From the comment: It identified some simple HTML files (html, head, title, body, p tags and not much else) as "MS Visual Basic source (VBA)", "ASP source (code)", and "Generic text document" where the `file` utility correctly identified all such examples as "HTML document text".

That's pretty soft. Nothing "adversarial" claimed either.

> Being strictly superior to a competent human is a pretty high bar to set.

The bar is the file utility.



Those are only soft to a human. I looked at a couple and I picked them correctly but I don't know what details the classifier was seeing which I was blind to. Not to say it was correct, just that we can't call them soft just because they're short and easy for a human.

> The bar is the file utility.

It has higher accuracy than that. You would reject it just because the failures are different even though they're less?


Yes. Unpredictable failures are significantly worse than predictable ones. If file messes up, it's because it decided a ZIP-based document was a generic ZIP file. If Magika messes up, it's entirely random. I can work around file's failure modes, especially if it's one I work with often. Magika's failure modes strike at random and are not possible to anticipate. File also bails out when it doesn't know, a very common failure mode in Magika is that it confidently returns a random answer when it wasn't trained on a file type.
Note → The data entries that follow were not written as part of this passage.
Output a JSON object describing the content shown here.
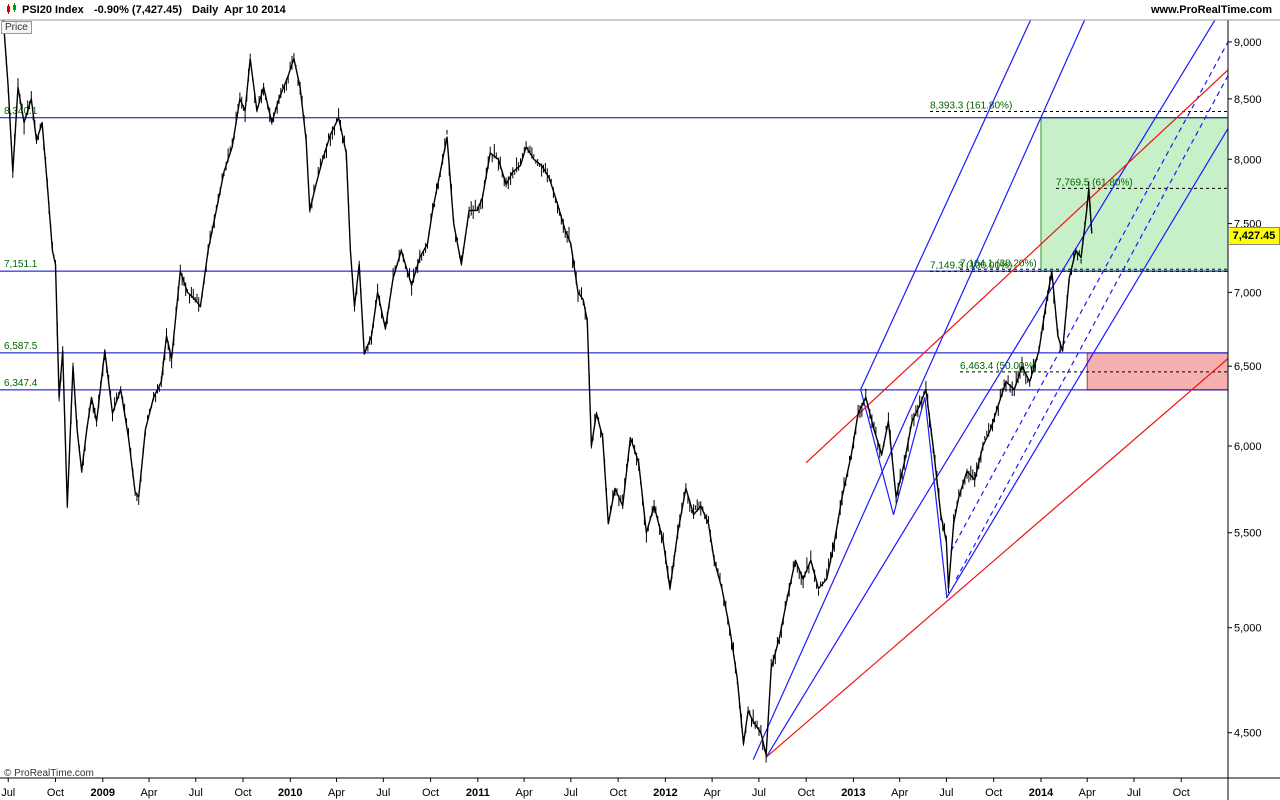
{
  "header": {
    "symbol": "PSI20 Index",
    "change": "-0.90% (7,427.45)",
    "period": "Daily",
    "date": "Apr 10 2014",
    "site": "www.ProRealTime.com"
  },
  "price_label": "Price",
  "copyright": "© ProRealTime.com",
  "colors": {
    "price": "#000000",
    "level_line": "#0000cc",
    "level_label": "#006600",
    "channel_blue": "#1a1aff",
    "channel_red": "#ee1111",
    "target_zone": "#c8f0c8",
    "target_border": "#2a9a2a",
    "support_zone": "#f6b0b0",
    "support_border": "#cc3333",
    "current_price_bg": "#ffff00"
  },
  "chart_data": {
    "type": "line",
    "title": "",
    "xlabel": "",
    "ylabel": "",
    "scale": "log",
    "ylim": [
      4300,
      9200
    ],
    "xlim": [
      "2008-06-15",
      "2014-12-31"
    ],
    "grid": false,
    "y_ticks": [
      4500,
      5000,
      5500,
      6000,
      6500,
      7000,
      7500,
      8000,
      8500,
      9000
    ],
    "y_tick_labels": [
      "4,500",
      "5,000",
      "5,500",
      "6,000",
      "6,500",
      "7,000",
      "7,500",
      "8,000",
      "8,500",
      "9,000"
    ],
    "x_ticks": [
      {
        "label": "Jul",
        "date": "2008-07-01",
        "bold": false
      },
      {
        "label": "Oct",
        "date": "2008-10-01",
        "bold": false
      },
      {
        "label": "2009",
        "date": "2009-01-01",
        "bold": true
      },
      {
        "label": "Apr",
        "date": "2009-04-01",
        "bold": false
      },
      {
        "label": "Jul",
        "date": "2009-07-01",
        "bold": false
      },
      {
        "label": "Oct",
        "date": "2009-10-01",
        "bold": false
      },
      {
        "label": "2010",
        "date": "2010-01-01",
        "bold": true
      },
      {
        "label": "Apr",
        "date": "2010-04-01",
        "bold": false
      },
      {
        "label": "Jul",
        "date": "2010-07-01",
        "bold": false
      },
      {
        "label": "Oct",
        "date": "2010-10-01",
        "bold": false
      },
      {
        "label": "2011",
        "date": "2011-01-01",
        "bold": true
      },
      {
        "label": "Apr",
        "date": "2011-04-01",
        "bold": false
      },
      {
        "label": "Jul",
        "date": "2011-07-01",
        "bold": false
      },
      {
        "label": "Oct",
        "date": "2011-10-01",
        "bold": false
      },
      {
        "label": "2012",
        "date": "2012-01-01",
        "bold": true
      },
      {
        "label": "Apr",
        "date": "2012-04-01",
        "bold": false
      },
      {
        "label": "Jul",
        "date": "2012-07-01",
        "bold": false
      },
      {
        "label": "Oct",
        "date": "2012-10-01",
        "bold": false
      },
      {
        "label": "2013",
        "date": "2013-01-01",
        "bold": true
      },
      {
        "label": "Apr",
        "date": "2013-04-01",
        "bold": false
      },
      {
        "label": "Jul",
        "date": "2013-07-01",
        "bold": false
      },
      {
        "label": "Oct",
        "date": "2013-10-01",
        "bold": false
      },
      {
        "label": "2014",
        "date": "2014-01-01",
        "bold": true
      },
      {
        "label": "Apr",
        "date": "2014-04-01",
        "bold": false
      },
      {
        "label": "Jul",
        "date": "2014-07-01",
        "bold": false
      },
      {
        "label": "Oct",
        "date": "2014-10-01",
        "bold": false
      }
    ],
    "series": [
      {
        "values": [
          [
            "2008-06-20",
            9300
          ],
          [
            "2008-07-01",
            8600
          ],
          [
            "2008-07-10",
            7900
          ],
          [
            "2008-07-20",
            8600
          ],
          [
            "2008-08-01",
            8300
          ],
          [
            "2008-08-15",
            8500
          ],
          [
            "2008-08-25",
            8150
          ],
          [
            "2008-09-05",
            8300
          ],
          [
            "2008-09-15",
            7800
          ],
          [
            "2008-09-25",
            7300
          ],
          [
            "2008-10-01",
            7200
          ],
          [
            "2008-10-08",
            6300
          ],
          [
            "2008-10-15",
            6600
          ],
          [
            "2008-10-24",
            5650
          ],
          [
            "2008-11-04",
            6500
          ],
          [
            "2008-11-12",
            6100
          ],
          [
            "2008-11-21",
            5850
          ],
          [
            "2008-12-01",
            6100
          ],
          [
            "2008-12-10",
            6300
          ],
          [
            "2008-12-20",
            6150
          ],
          [
            "2009-01-05",
            6600
          ],
          [
            "2009-01-20",
            6200
          ],
          [
            "2009-02-05",
            6350
          ],
          [
            "2009-02-20",
            6050
          ],
          [
            "2009-03-05",
            5730
          ],
          [
            "2009-03-12",
            5700
          ],
          [
            "2009-03-25",
            6100
          ],
          [
            "2009-04-10",
            6300
          ],
          [
            "2009-04-25",
            6400
          ],
          [
            "2009-05-05",
            6700
          ],
          [
            "2009-05-15",
            6550
          ],
          [
            "2009-06-01",
            7150
          ],
          [
            "2009-06-15",
            7000
          ],
          [
            "2009-06-30",
            6950
          ],
          [
            "2009-07-10",
            6900
          ],
          [
            "2009-07-25",
            7300
          ],
          [
            "2009-08-10",
            7600
          ],
          [
            "2009-08-25",
            7900
          ],
          [
            "2009-09-10",
            8100
          ],
          [
            "2009-09-25",
            8500
          ],
          [
            "2009-10-05",
            8400
          ],
          [
            "2009-10-15",
            8850
          ],
          [
            "2009-10-28",
            8400
          ],
          [
            "2009-11-10",
            8600
          ],
          [
            "2009-11-26",
            8300
          ],
          [
            "2009-12-10",
            8500
          ],
          [
            "2009-12-28",
            8700
          ],
          [
            "2010-01-08",
            8850
          ],
          [
            "2010-01-20",
            8600
          ],
          [
            "2010-02-01",
            8150
          ],
          [
            "2010-02-08",
            7600
          ],
          [
            "2010-02-20",
            7800
          ],
          [
            "2010-03-05",
            8000
          ],
          [
            "2010-03-20",
            8200
          ],
          [
            "2010-04-05",
            8340
          ],
          [
            "2010-04-20",
            8050
          ],
          [
            "2010-04-28",
            7300
          ],
          [
            "2010-05-06",
            6900
          ],
          [
            "2010-05-15",
            7200
          ],
          [
            "2010-05-25",
            6580
          ],
          [
            "2010-06-08",
            6700
          ],
          [
            "2010-06-20",
            7000
          ],
          [
            "2010-07-05",
            6750
          ],
          [
            "2010-07-20",
            7100
          ],
          [
            "2010-08-05",
            7300
          ],
          [
            "2010-08-25",
            7050
          ],
          [
            "2010-09-10",
            7250
          ],
          [
            "2010-09-25",
            7350
          ],
          [
            "2010-10-05",
            7600
          ],
          [
            "2010-10-20",
            7900
          ],
          [
            "2010-11-02",
            8180
          ],
          [
            "2010-11-15",
            7500
          ],
          [
            "2010-11-30",
            7200
          ],
          [
            "2010-12-15",
            7600
          ],
          [
            "2010-12-31",
            7600
          ],
          [
            "2011-01-10",
            7700
          ],
          [
            "2011-01-25",
            8050
          ],
          [
            "2011-02-10",
            8000
          ],
          [
            "2011-02-25",
            7800
          ],
          [
            "2011-03-10",
            7900
          ],
          [
            "2011-03-25",
            7950
          ],
          [
            "2011-04-05",
            8100
          ],
          [
            "2011-04-20",
            8000
          ],
          [
            "2011-05-05",
            7950
          ],
          [
            "2011-05-20",
            7850
          ],
          [
            "2011-06-05",
            7650
          ],
          [
            "2011-06-20",
            7450
          ],
          [
            "2011-07-01",
            7350
          ],
          [
            "2011-07-15",
            7000
          ],
          [
            "2011-07-25",
            6950
          ],
          [
            "2011-08-02",
            6800
          ],
          [
            "2011-08-10",
            6000
          ],
          [
            "2011-08-20",
            6200
          ],
          [
            "2011-09-01",
            6050
          ],
          [
            "2011-09-12",
            5550
          ],
          [
            "2011-09-25",
            5750
          ],
          [
            "2011-10-10",
            5650
          ],
          [
            "2011-10-25",
            6050
          ],
          [
            "2011-11-10",
            5900
          ],
          [
            "2011-11-25",
            5500
          ],
          [
            "2011-12-10",
            5650
          ],
          [
            "2011-12-28",
            5450
          ],
          [
            "2012-01-10",
            5200
          ],
          [
            "2012-01-25",
            5500
          ],
          [
            "2012-02-10",
            5750
          ],
          [
            "2012-02-25",
            5600
          ],
          [
            "2012-03-10",
            5650
          ],
          [
            "2012-03-25",
            5550
          ],
          [
            "2012-04-05",
            5350
          ],
          [
            "2012-04-20",
            5200
          ],
          [
            "2012-05-05",
            5000
          ],
          [
            "2012-05-20",
            4750
          ],
          [
            "2012-06-01",
            4450
          ],
          [
            "2012-06-10",
            4600
          ],
          [
            "2012-06-20",
            4550
          ],
          [
            "2012-07-05",
            4500
          ],
          [
            "2012-07-15",
            4400
          ],
          [
            "2012-07-25",
            4800
          ],
          [
            "2012-08-10",
            4950
          ],
          [
            "2012-08-25",
            5150
          ],
          [
            "2012-09-10",
            5350
          ],
          [
            "2012-09-25",
            5250
          ],
          [
            "2012-10-10",
            5350
          ],
          [
            "2012-10-25",
            5200
          ],
          [
            "2012-11-10",
            5250
          ],
          [
            "2012-11-25",
            5450
          ],
          [
            "2012-12-10",
            5700
          ],
          [
            "2012-12-28",
            5950
          ],
          [
            "2013-01-10",
            6200
          ],
          [
            "2013-01-25",
            6300
          ],
          [
            "2013-02-10",
            6100
          ],
          [
            "2013-02-25",
            5950
          ],
          [
            "2013-03-10",
            6150
          ],
          [
            "2013-03-25",
            5700
          ],
          [
            "2013-04-10",
            5900
          ],
          [
            "2013-04-25",
            6150
          ],
          [
            "2013-05-10",
            6250
          ],
          [
            "2013-05-22",
            6350
          ],
          [
            "2013-06-05",
            6000
          ],
          [
            "2013-06-20",
            5600
          ],
          [
            "2013-07-01",
            5450
          ],
          [
            "2013-07-05",
            5200
          ],
          [
            "2013-07-15",
            5550
          ],
          [
            "2013-07-25",
            5700
          ],
          [
            "2013-08-10",
            5850
          ],
          [
            "2013-08-25",
            5800
          ],
          [
            "2013-09-10",
            6000
          ],
          [
            "2013-09-25",
            6100
          ],
          [
            "2013-10-10",
            6250
          ],
          [
            "2013-10-25",
            6400
          ],
          [
            "2013-11-10",
            6350
          ],
          [
            "2013-11-25",
            6500
          ],
          [
            "2013-12-10",
            6400
          ],
          [
            "2013-12-28",
            6600
          ],
          [
            "2014-01-10",
            6900
          ],
          [
            "2014-01-22",
            7150
          ],
          [
            "2014-02-03",
            6700
          ],
          [
            "2014-02-12",
            6600
          ],
          [
            "2014-02-25",
            7100
          ],
          [
            "2014-03-10",
            7300
          ],
          [
            "2014-03-20",
            7250
          ],
          [
            "2014-03-31",
            7600
          ],
          [
            "2014-04-04",
            7769
          ],
          [
            "2014-04-10",
            7427
          ]
        ]
      }
    ],
    "horizontal_levels": [
      {
        "value": 8340.1,
        "label": "8,340.1"
      },
      {
        "value": 7151.1,
        "label": "7,151.1"
      },
      {
        "value": 6587.5,
        "label": "6,587.5"
      },
      {
        "value": 6347.4,
        "label": "6,347.4"
      }
    ],
    "fib_levels": [
      {
        "value": 8393.3,
        "label": "8,393.3 (161.80%)"
      },
      {
        "value": 7769.5,
        "label": "7,769.5 (61.80%)"
      },
      {
        "value": 7164.1,
        "label": "7,164.1 (38.20%)"
      },
      {
        "value": 7149.3,
        "label": "7,149.3 (100.00%)"
      },
      {
        "value": 6463.4,
        "label": "6,463.4 (50.00%)"
      }
    ],
    "current_price": "7,427.45",
    "zones": [
      {
        "name": "target",
        "x_start": "2014-01-01",
        "x_end": "2014-12-31",
        "y_low": 7151.1,
        "y_high": 8340.1
      },
      {
        "name": "support",
        "x_start": "2014-04-01",
        "x_end": "2014-12-31",
        "y_low": 6347.4,
        "y_high": 6587.5
      }
    ],
    "trendlines": [
      {
        "kind": "blue",
        "dashed": false,
        "from": [
          "2012-06-20",
          4380
        ],
        "to": [
          "2014-04-10",
          9350
        ]
      },
      {
        "kind": "blue",
        "dashed": false,
        "from": [
          "2012-07-15",
          4390
        ],
        "to": [
          "2014-12-31",
          9400
        ]
      },
      {
        "kind": "blue",
        "dashed": false,
        "from": [
          "2013-07-01",
          5150
        ],
        "to": [
          "2014-12-31",
          8250
        ]
      },
      {
        "kind": "blue",
        "dashed": false,
        "from": [
          "2013-01-15",
          6350
        ],
        "to": [
          "2013-12-31",
          9400
        ]
      },
      {
        "kind": "blue",
        "dashed": true,
        "from": [
          "2013-07-10",
          5400
        ],
        "to": [
          "2014-12-31",
          9000
        ]
      },
      {
        "kind": "blue",
        "dashed": true,
        "from": [
          "2013-07-20",
          5250
        ],
        "to": [
          "2014-12-31",
          8700
        ]
      },
      {
        "kind": "blue",
        "dashed": false,
        "from": [
          "2013-01-15",
          6350
        ],
        "to": [
          "2013-03-20",
          5600
        ]
      },
      {
        "kind": "blue",
        "dashed": false,
        "from": [
          "2013-03-20",
          5600
        ],
        "to": [
          "2013-05-20",
          6300
        ]
      },
      {
        "kind": "blue",
        "dashed": false,
        "from": [
          "2013-05-20",
          6300
        ],
        "to": [
          "2013-07-02",
          5150
        ]
      },
      {
        "kind": "red",
        "dashed": false,
        "from": [
          "2012-10-01",
          5900
        ],
        "to": [
          "2014-12-31",
          8750
        ]
      },
      {
        "kind": "red",
        "dashed": false,
        "from": [
          "2012-07-15",
          4390
        ],
        "to": [
          "2014-12-31",
          6550
        ]
      }
    ]
  }
}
Your original statement was that having a couple of failures brings into question its claims about performance. It doesn't because it doesn't claim such high performance. 99.31% is lower than perhaps 997 out of 1000 or whatever the GP tested. Of course having unpredictable failures is a worry but it's a different worry.


They uploaded 3 sample files for the authors, there were more failures than that, and the failures that GP and others have experienced are of a less tolerable nature. This is the point I was making, that the value added by classifying files with no rigid structure is offset heavily by its unpredictable shortcomings and difficult-to-detect failure modes.

If you have a point of your own to make I'd prefer you jump to it. Nitpicking baseless assumptions like how many files the evil GP had to sift through in order to breathlessly bring us 3 bad eggs is not something I find worthwhile.


The point I'm making is that you drew a conclusion based on insufficient information, apparently by making assumptions about the distribution of failures or the definition of "easy".